Sebagai agen perubahan atau yang sering kita sebut sebagai agent of
change, mahasiswa dan mahasiswi jaman sekarang cenderung tidak memperhatikan
tentang keadaan ekonomi di Indonesia, yang mereka tau hanya sebatas membeli
barang tanpa tau asal-usul darimana dan pertimbangan apa saja yang menentukan
harga barang tersebut. Sebagai "maha" siswa seharusnya mereka
memperhatikan hal-hal atau faktor-faktor ekonomi yang dapat mempengaruhi
harga-harga barang yang beredar dipasar karena itu akan berdampak pada
faktor-faktor ekonomi lainnya, bahkan berpengaruh terhadap keadaan perekonomian
di Indonesia.
Di makalah ini
kita akan membahas tentang "dampak
inflasi terhadap tingkat investasi dan tingkat konsumsi masyarakat di
Indonesia". Pertanyaan yang timbul dalam pembahasan kali ini adalah
bagaimana bisa inflasi dapat mempengaruhi tingkat investasi di Indonesia, dan
apa hubungannya dengan tingkat konsumsi masyarakat yang ada di Indonesia.
Mungkin hanya sedikit dari kita yang berikir tentang pengaruh
inflasi terhadap investasi yg masuk ke Indonesia maupun terhadap tingkat
konsumsi masyarakat di Indonesia, tapi percaya tidak percaya, kedua hal
tersebut sangat berkaitan erat dengan inflasi. Di negara maju pun inflasi masih
menjadi ancaman terbesar bagi perekonomian negara tersebut.
Adapun yang menjadi masalah makaklah ini adalah:
1.
Apakah
inflasi, investasi, dan tingkat konsumsi masyarakat itu ?
2.
Apa
saja yang dapat menyebabkan inflasi ?
3.
Bagaimana
cara pemerintah menanggulangin inflasi ?
4.
Apa pengaruh
tingkat inflasi terhadap tingkat investasi dan tingkat konsumsi masyarakat Indonesia
?
5.
Apa
saja yang menjadi syarat-syarat pembangunan ekonomi ?
6.
Dari
mana saja sumber pembiayaan pembangunan ekonomi ?
1.
Untuk
menganalisis pengaruh tingkat inflasi terhadap tingkat investasi di Indonesia
2.
Untuk
menganalisis pengaruh tingkat inflasi terhadap tingkat konsumsi masyarakat Indonesia.
3.
Untuk
mengetahui syarat-syarat pembangunan ekonomi.
4.
Untuk
mengetahui sumber-sumber pembiayaan pembangunan.
BAB II
PEMBAHASAN
A.
KAJAIAN TEORI
Teori ini menganalisis peranan dari jumlah uang beredar, ekspektasi
masyarakat mengenai kemungkinan kenaikan harga (peranan psikologis).
Jumlah uang
beredar.
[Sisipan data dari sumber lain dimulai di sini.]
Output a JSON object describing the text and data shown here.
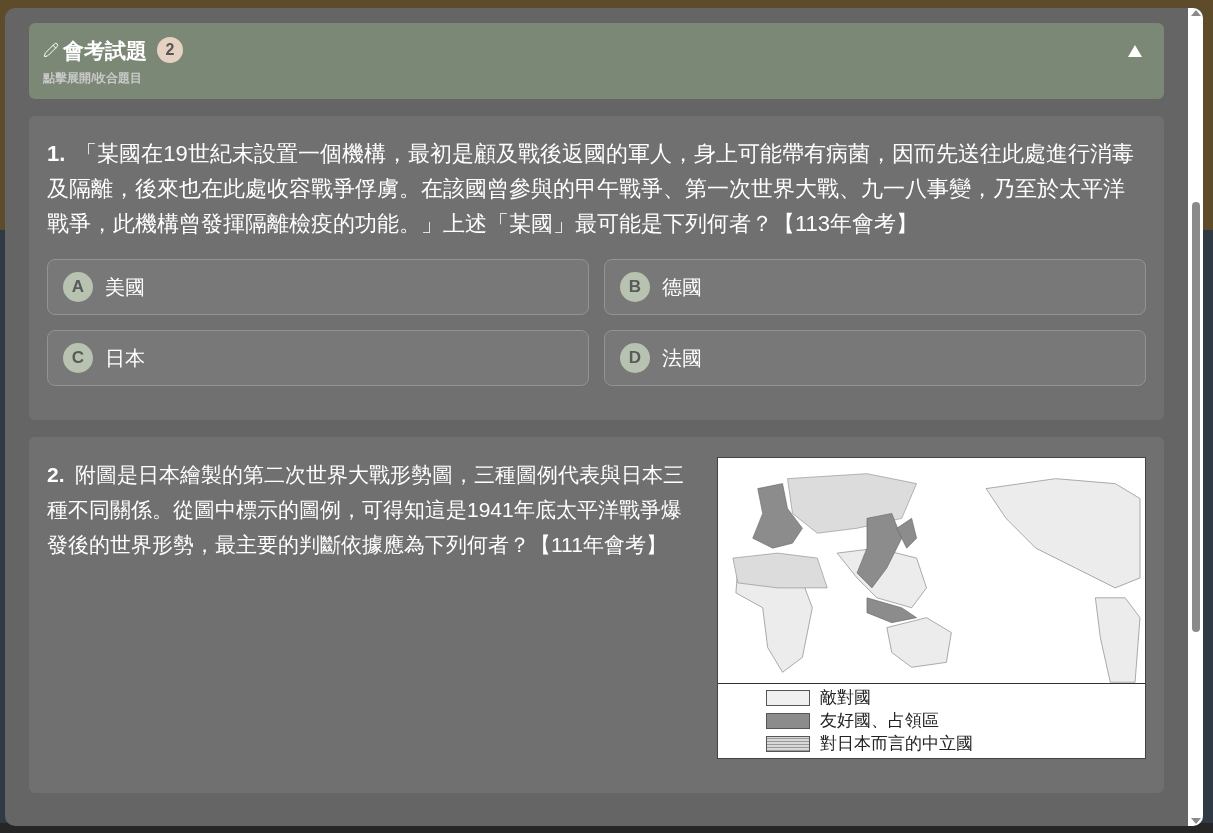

Menurut teori ini, pertambaham volume uang yang beredar sangat dominan
terhadap kemungkinan timbulnya inflasi. Kenaikan harga yang terus menerus
dan tidak dibarengi dengan pertambahan
jumlah uang beredar sifatnya hanya sementara. Dengan demikian menurut teori
ini, apabila jmlah uang tidak ditambah, kenaikan harga akan berhenti dengan
sendirinya.
Ekspektasi.
Berdasarkan teori ini, walaupun jumlah uang bertambah tetapi masyarakat belum
menduga adanya kenaikan, maka pertambahan uang beredar hanya akan menambah
simpanan atau uang kas karena belum dibelanjakan. Dengan demikian harga
barang-barang tidak naik. Jika masyarakat menduga bahwa besok dalam waktu dekat
harga barang akan naik, masyarakat cenderung membelanjakan uangnya karena
khawatir akan penurunan nilai uang, sehingga akan memicu inflasi.
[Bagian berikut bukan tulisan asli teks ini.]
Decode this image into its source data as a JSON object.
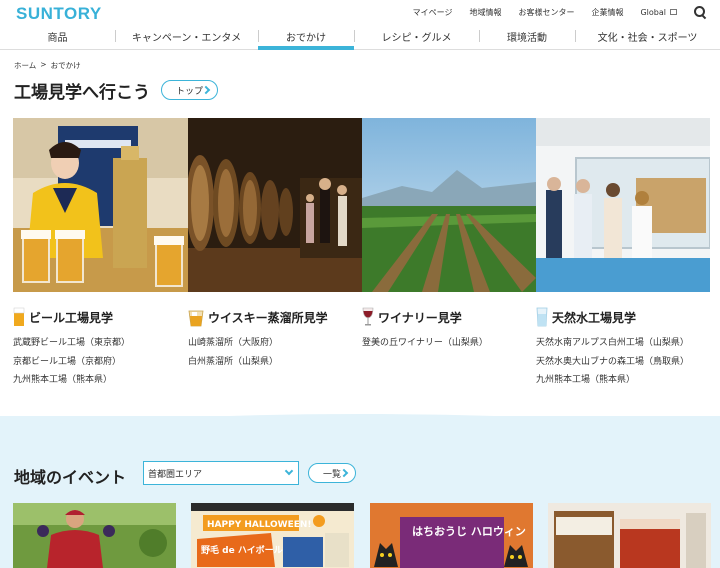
{
  "header": {
    "logo": "SUNTORY",
    "utility_links": [
      "マイページ",
      "地域情報",
      "お客様センター",
      "企業情報",
      "Global"
    ],
    "search_icon": "search-icon"
  },
  "nav": {
    "items": [
      "商品",
      "キャンペーン・エンタメ",
      "おでかけ",
      "レシピ・グルメ",
      "環境活動",
      "文化・社会・スポーツ"
    ],
    "active": "おでかけ",
    "accent_color": "#3cb4d9"
  },
  "breadcrumb": {
    "home": "ホーム",
    "separator": ">",
    "current": "おでかけ"
  },
  "page": {
    "title": "工場見学へ行こう",
    "top_button": "トップ"
  },
  "tours": [
    {
      "title": "ビール工場見学",
      "icon": "beer-glass-icon",
      "links": [
        "武蔵野ビール工場（東京都）",
        "京都ビール工場（京都府）",
        "九州熊本工場（熊本県）"
      ]
    },
    {
      "title": "ウイスキー蒸溜所見学",
      "icon": "whisky-glass-icon",
      "links": [
        "山崎蒸溜所（大阪府）",
        "白州蒸溜所（山梨県）"
      ]
    },
    {
      "title": "ワイナリー見学",
      "icon": "wine-glass-icon",
      "links": [
        "登美の丘ワイナリー（山梨県）"
      ]
    },
    {
      "title": "天然水工場見学",
      "icon": "water-glass-icon",
      "links": [
        "天然水南アルプス白州工場（山梨県）",
        "天然水奥大山ブナの森工場（鳥取県）",
        "九州熊本工場（熊本県）"
      ]
    }
  ],
  "events": {
    "title": "地域のイベント",
    "region_select": "首都圏エリア",
    "list_button": "一覧",
    "banner_texts": {
      "halloween": "HAPPY HALLOWEEN!",
      "highball": "野毛 de ハイボール祭り",
      "hachioji": "はちおうじ ハロウィン"
    }
  },
  "colors": {
    "brand": "#38b1d8",
    "band": "#e3f3fa"
  }
}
Menurut Keynes, inflasi pada dasarnya disebabkan oleh
ketidakseimbangan antara permintaan masyarakat (demand) terhadap barang-barang
dagangan (stock), dimana permintaan
lebih banyak dibandingkan dengan barang yang tersedia, sehingga terdapat gap
yang disebut inflationaty gap.
Teori ini berlandaskan kepada struktur perekonomian dari suatu
negara (umumnya negara berkembang). Menurut teori ini, inflasi disebabkan oleh
:
Ketidak-elastisan
penerimaan eksport. Peningkatan hasil eksport tidak secepat atau sepesat sektor
lainnya. Peningkatan hasil eksport yang lambat antara lain disebabkan karena
harga barang yang dieksport kurang menguntungkan dibandingkan dengan kebutuhan
barang-barang import yang harus dibayar. Dengan kata lain daya tukar
barang-barang negera tersebut semakin memburuk.
Ketidak-elastisan
Supply produksi bahan makanan. Terjadi ketidakseimbangan antara pertumbuhan
produksi bahan makanan dengan jumlah penduduk, sehingga mengakibatkan
kelonjakan kenaikan harga bahan makanan. Hal ini dapat menimbulkan tuntutan
kenaikan upah dari kalangan buruh / pegawai tetap akibat kenaikan biaya hidup. Kenaikan upah
selanjutnya akan meningkatkan biaya produksi dan mendorong terjadinya inflasi.
Badan Pusat
Statistik (BPS) menegaskan laju inflasi Juli 2013 yang mencapai 3,29% merupakan
angka tertinggi sejak periode yang sama tahun 1999.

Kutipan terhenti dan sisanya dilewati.